In college, Seale played at Lamar University for the Cardinals, a team with a terrible win–loss record, even during his tenure, but not for lack of skill or effort on his part. Seale was the most decorated player in Lamar University history and is widely considered the best linebacker the team ever had. He set the record for most tackles with 500 in three seasons, and in 1983 alone, he had 180 tackles. However, Seale is probably best remembered for the first game he played, where he intercepted a pass and ran it back 52 yards for a touchdown. Seale was the Southland Conference’s Defensive Player of the Year in 1983, and received the League's player of the week award five times. He was inducted into the Cardinal Hall of Honor in 1991 and was considered a Lamar Legend . Seale also excelled at both shot put and discus, leading the Cardinals to three successive SLC title wins.

Standing at only 5 ft 10 in, with 6 ft 2 in being average height for NFL players, Seale had difficulty even being allowed into player tryouts for the Houston Oilers, the team closest to his hometown. After turning down a free agent contract from the Chicago Bears and being drafted by the New Jersey Generals of the USFL, just before the league folded, Seale joined the British Columbia Lions of the Canadian Football League briefly, then was cut. He gave up his dream and was working as a construction worker when everything changed.

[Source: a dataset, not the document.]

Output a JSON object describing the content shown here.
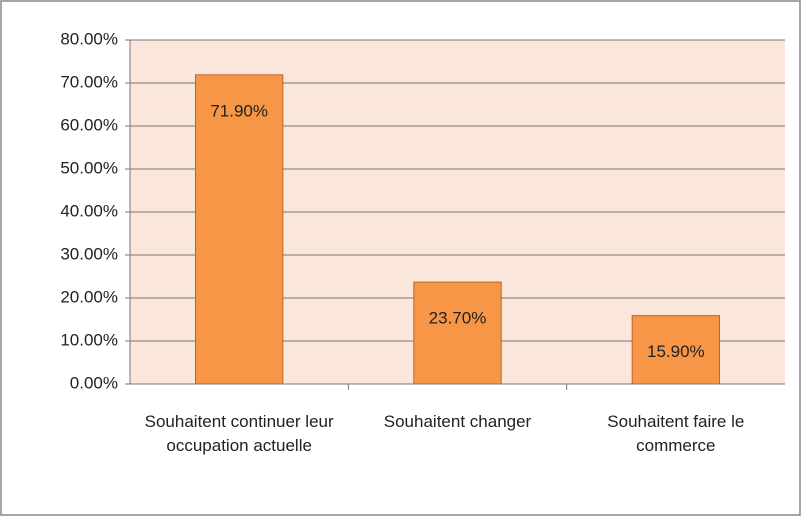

During the football strike of 1987, new players who had previously been cut, or not allowed to try out, got a chance to be pro football players, if only for a short time. Of those hastily hired replacements that played during the 1987 season, most were cut during training camp the next season, including Seale. However, coach Jerry Glanville did not want to lose him and called Seale back after a few other players suffered injuries. On special teams and as a backup linebacker, Seale proved that his height did not stop him from being an outstanding player. Seale went on to play five more seasons for the Oilers until 1992.

In Seale's first NFL game for the Oilers, he intercepted a pass and ran it back 72 yards for a touchdown. This led to a 40–10 victory over the Denver Broncos. Against Cincinnati, Seale intercepted a pass from Boomer Esiason intended for Tim McGee and ran 45 yards before being tackled.